The extensive Metropolitan Museum’s exhibition of Michelangelo’s Drawings, culled from over 23 sources throughout the world, was my primary purpose in coming to New York City. The private tour I took will follow in a separate post.

…seems it sometimes rains in Southern California…

Coming from Northern California to Southern California and finding drippy rain is a real downer. We Northerners never dispute the better weather LA gets…but what happens when it rains an entire day, causing plans to change and the wet weather gear to be pulled out…when it’s supposed to be an endless summer kind of town!?!

San Francisco rises to the ratings meteorically as a result. Better public transit, food, art, museums. Hands down. We don’t even have to make apologies for the fog this way.

Nevertheless, I continued my independent sketching exercises at the LA County Museum today. A painting of sketchers in an art studio gave me inspiration:


Despite a host of Chagalls, Monets and other famous artists, we focused this time instead on a fine collection of German Expressionists.

Each time I explore this period of modern German art, I learn new means and methods for this group. I am drawn to them, not only because I am learning the German language, but because the techniques and emotional content speak to me.

They may even  seem a bit primitive (as in the large wooden sculpture in the featured image above), but apparently this particular artist studied the people and art in Palau, an island in the S. Pacific. Many of the artists have been displayed in museums I have visited in Germany, Chicago, and New York. Particularly those derived from the Bauhaus movement in Weimar and Dessau are represented(Feinnger), but also artists from Die Brücke movement or the Dresden artists were included.

Our antidote to wet days in LA was dining in two restaurants: a new one in the Arts District called Manuela, and an old favorite, Carlitos Gardel.

Manuela displays original artwork, including this mural by Raymond Pettibon.



Gettin’ it at the Getty

During this January’s post-holiday doldrums, we switched plans from an icy drive to Utah in favor of an old-fashioned schlep from San Francisco to Los Angeles. To clue in my international friends, SF-LA is about 400 miles away and it takes about six hours direct by Interstate 5 through the Central Valley.
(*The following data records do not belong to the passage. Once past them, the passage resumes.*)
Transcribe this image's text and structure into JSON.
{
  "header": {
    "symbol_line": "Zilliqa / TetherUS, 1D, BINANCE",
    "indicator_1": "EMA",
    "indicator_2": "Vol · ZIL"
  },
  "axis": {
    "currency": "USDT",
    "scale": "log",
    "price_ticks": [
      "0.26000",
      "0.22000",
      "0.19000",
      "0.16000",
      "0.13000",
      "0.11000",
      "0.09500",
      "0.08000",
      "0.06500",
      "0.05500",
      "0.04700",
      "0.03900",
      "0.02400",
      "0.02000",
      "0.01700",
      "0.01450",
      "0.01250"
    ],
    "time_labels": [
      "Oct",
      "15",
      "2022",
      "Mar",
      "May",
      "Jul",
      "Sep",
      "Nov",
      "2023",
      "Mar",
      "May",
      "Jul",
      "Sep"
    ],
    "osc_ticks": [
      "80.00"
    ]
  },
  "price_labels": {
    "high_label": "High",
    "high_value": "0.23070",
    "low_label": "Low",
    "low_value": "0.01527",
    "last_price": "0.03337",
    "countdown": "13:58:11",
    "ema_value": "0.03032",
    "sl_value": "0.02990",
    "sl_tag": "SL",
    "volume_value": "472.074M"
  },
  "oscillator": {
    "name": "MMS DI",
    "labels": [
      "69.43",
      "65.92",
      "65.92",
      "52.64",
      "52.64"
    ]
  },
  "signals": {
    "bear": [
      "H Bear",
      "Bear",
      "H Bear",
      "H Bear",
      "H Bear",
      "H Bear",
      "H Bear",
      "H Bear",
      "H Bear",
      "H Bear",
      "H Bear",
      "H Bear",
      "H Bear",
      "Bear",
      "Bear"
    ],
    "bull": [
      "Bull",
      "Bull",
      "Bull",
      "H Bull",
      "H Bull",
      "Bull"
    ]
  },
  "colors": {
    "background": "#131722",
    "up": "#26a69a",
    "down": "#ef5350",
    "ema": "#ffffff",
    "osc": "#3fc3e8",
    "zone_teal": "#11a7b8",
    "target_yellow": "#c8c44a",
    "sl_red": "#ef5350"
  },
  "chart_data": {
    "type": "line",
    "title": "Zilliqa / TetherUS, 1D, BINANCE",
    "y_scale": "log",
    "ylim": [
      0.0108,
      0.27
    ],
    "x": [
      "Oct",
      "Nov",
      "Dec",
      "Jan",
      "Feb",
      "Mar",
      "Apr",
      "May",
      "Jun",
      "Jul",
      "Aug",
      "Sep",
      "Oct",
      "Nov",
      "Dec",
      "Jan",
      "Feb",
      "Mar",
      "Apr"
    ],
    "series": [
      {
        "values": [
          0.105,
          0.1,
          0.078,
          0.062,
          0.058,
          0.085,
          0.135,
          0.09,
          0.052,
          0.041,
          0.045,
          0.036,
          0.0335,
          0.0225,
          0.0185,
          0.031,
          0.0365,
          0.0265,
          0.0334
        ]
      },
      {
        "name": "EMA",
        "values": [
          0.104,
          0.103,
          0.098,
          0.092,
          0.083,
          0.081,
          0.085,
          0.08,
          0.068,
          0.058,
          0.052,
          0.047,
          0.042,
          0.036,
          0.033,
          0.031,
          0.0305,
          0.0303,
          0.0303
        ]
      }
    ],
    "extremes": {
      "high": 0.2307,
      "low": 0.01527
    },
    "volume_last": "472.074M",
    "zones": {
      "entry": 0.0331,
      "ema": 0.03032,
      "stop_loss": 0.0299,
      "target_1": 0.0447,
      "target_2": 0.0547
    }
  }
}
I had forgotten how easy it is to travel by car. Instead of minimizing and condensing all my baggage and items to be packed like I normally do for international travel  (I usually pack months in advance of a world trip to test out everything), I could really slob out, be disorganized, and rely on last-minute tosses of extra shoes, jackets, snacks, etc. into the car. I’m not sure I like traveling this way, but why not?

We chose to take the more leisurely Hwy. 101 route. After two-hour drives between restful overnight stops in Aptos and San Luis Obispo (SLO stands for Slow Traveling), we beelined for the Getty Museum in LA. My primary goal for coming to Southern California this time was a drawing session at the Getty Museum on a late and lazy Sunday afternoon.

Once introductions were made, the art guide supplied us with pads, paper and written drawing tips for mark-making. The mixed crowd of all ages, both men and women, quickly learned how to hold a pencil six different ways, the benefit of hatching, and how to express emotions.

I was very impressed with the results of other participants. (See group review, above). A first timer but professional photographer clearly had his lighting nailed. If you are looking for a way to spend a satisfying, fun and active afternoon at a world-class museum, this is highly recommended.

Drawing in a gallery with all the masters is a bit daunting, but it’s much easier in the company of others. After observing sketchers in a few other museums that I visited (the latest at the Art Institute of Chicago), I was ready to try some drawing myself. Below is the result of a bust I attempted.